Per the International Energy Agency (IEA), implementing condition monitoring and predictive maintenance procedures can reduce energy use and greenhouse gas emissions by up to 10% in the energy industry.
Industrial Decarbonization through Predictive Maintenance
Decarbonization is the process of lowering or eliminating the greenhouse gasses that result from human activity, such as carbon dioxide. In the context of climate change, one of the most urgent environmental issues confronting the globe, decarbonization is a major aspect of attempts to attain sustainability. Burning fossil fuels for energy is one of the main causes of greenhouse gas emissions, and switching to cleaner energy sources like wind, solar, and hydropower is necessary to lessen our influence on the environment.
Industrial operations have a significant effect on global carbon emissions. Approximately 42% of the world’s greenhouse gas emissions are attributed to industry and energy production, per the Intergovernmental Panel on Climate Change (IPCC). This includes emissions from the creation and use of energy as well as emissions from commercial operations like the manufacture of cement, iron and steel, and chemicals. The 2020 Global CO2 Emissions Report from the International Energy Agency (IEA) found that energy-related CO2 emissions hit a new high of 33.1 gigatons in 2019, with around 40% of the total CO2 emissions caused by industry and energy production.
Rotating equipment is a significant source of industrial power consumption in the United States, with a majority of power usage attributed to such equipment. Misalignment, unbalance, and improper lubrication can cause extra vibration, energy consumption, and friction energy losses. This highlights the importance of effective condition based maintenance strategies (such as vibration analysis) to optimize the performance of rotating equipment and reduce energy consumption.
An industry study by EPRI found that optimizing the performance of rotating assets could lead to energy usage savings of 12–15%. Implementation of effective condition monitoring solutions allows companies to gain valuable insights into the performance of their assets, reduce energy consumption, and contribute to their sustainability goals.
TRACTIAN’s smart vibration and temperature monitoring sensor, Smart Trac, is the most advanced sensor on the market and is designed for continuous and online condition monitoring of rotating equipment. Backed by AI-powered insights and patented fault prescription technology, Smart Trac collects triaxial vibration and temperature data in real time, remotely and automatically every 5 minutes. Any machine behavior variation that might indicate a potential failure is identified, automatically generating a diagnosis and prescription.
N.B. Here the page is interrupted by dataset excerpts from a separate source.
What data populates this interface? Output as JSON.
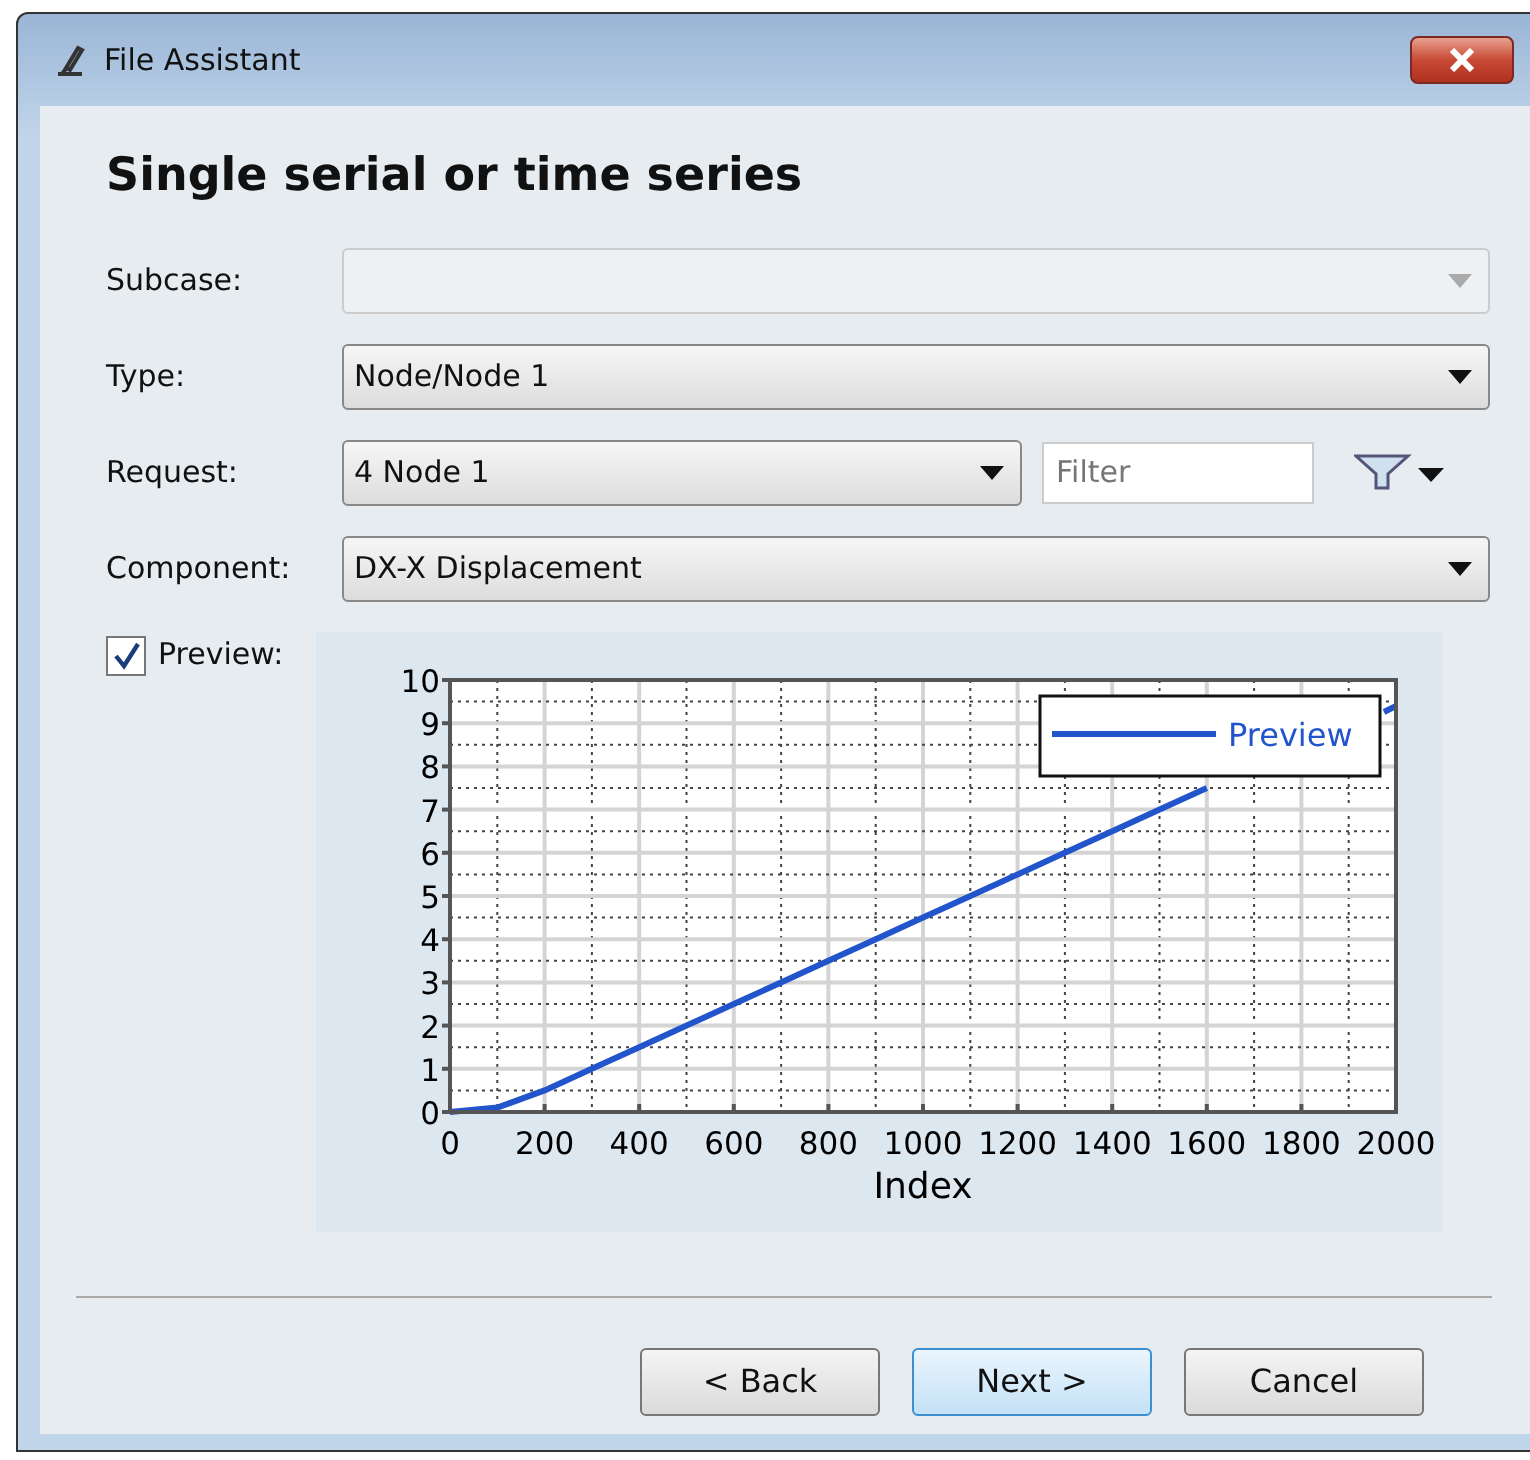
{
  "window": {
    "title": "File Assistant"
  },
  "heading": "Single serial or time series",
  "fields": [
    {
      "kind": "select",
      "label": "Subcase:",
      "disabled": true
    },
    {
      "kind": "select",
      "label": "Type:",
      "value": "Node/Node 1",
      "disabled": false
    },
    {
      "kind": "select_filter",
      "label": "Request:",
      "value": "4 Node 1",
      "disabled": false,
      "filter_placeholder": "Filter"
    },
    {
      "kind": "select",
      "label": "Component:",
      "value": "DX-X Displacement",
      "disabled": false
    }
  ],
  "preview": {
    "label": "Preview:",
    "checked": true,
    "chart_data": {
      "type": "line",
      "grid": true,
      "xlabel": "Index",
      "xlim": [
        0,
        2000
      ],
      "ylim": [
        0,
        10
      ],
      "xticks": [
        0,
        200,
        400,
        600,
        800,
        1000,
        1200,
        1400,
        1600,
        1800,
        2000
      ],
      "yticks": [
        0,
        1,
        2,
        3,
        4,
        5,
        6,
        7,
        8,
        9,
        10
      ],
      "x": [
        0,
        100,
        200,
        300,
        400,
        500,
        600,
        700,
        800,
        900,
        1000,
        1100,
        1200,
        1300,
        1400,
        1500,
        1600,
        1700,
        1800,
        1900,
        2000
      ],
      "series": [
        {
          "name": "Preview",
          "color": "#2255cc",
          "values": [
            0,
            0.1,
            0.5,
            1.0,
            1.5,
            2.0,
            2.5,
            3.0,
            3.5,
            4.0,
            4.5,
            5.0,
            5.5,
            6.0,
            6.5,
            7.0,
            7.5,
            null,
            null,
            null,
            9.4
          ]
        }
      ]
    }
  },
  "buttons": [
    {
      "label": "< Back",
      "default": false
    },
    {
      "label": "Next >",
      "default": true
    },
    {
      "label": "Cancel",
      "default": false
    }
  ]
}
Embracing Sustainability through Technological Integration
The adoption of predictive maintenance is inherently linked with technological advancement. Integrating IoT sensors, AI-driven analytics, and advanced monitoring systems empowers businesses to transition towards a smarter, more sustainable operational model. Through continuous data collection and analysis, companies can gain deep insights into their assets’ health and performance, allowing for informed decision-making. This technological integration not only enhances operational efficiency but also positions businesses to be at the forefront of sustainable practices.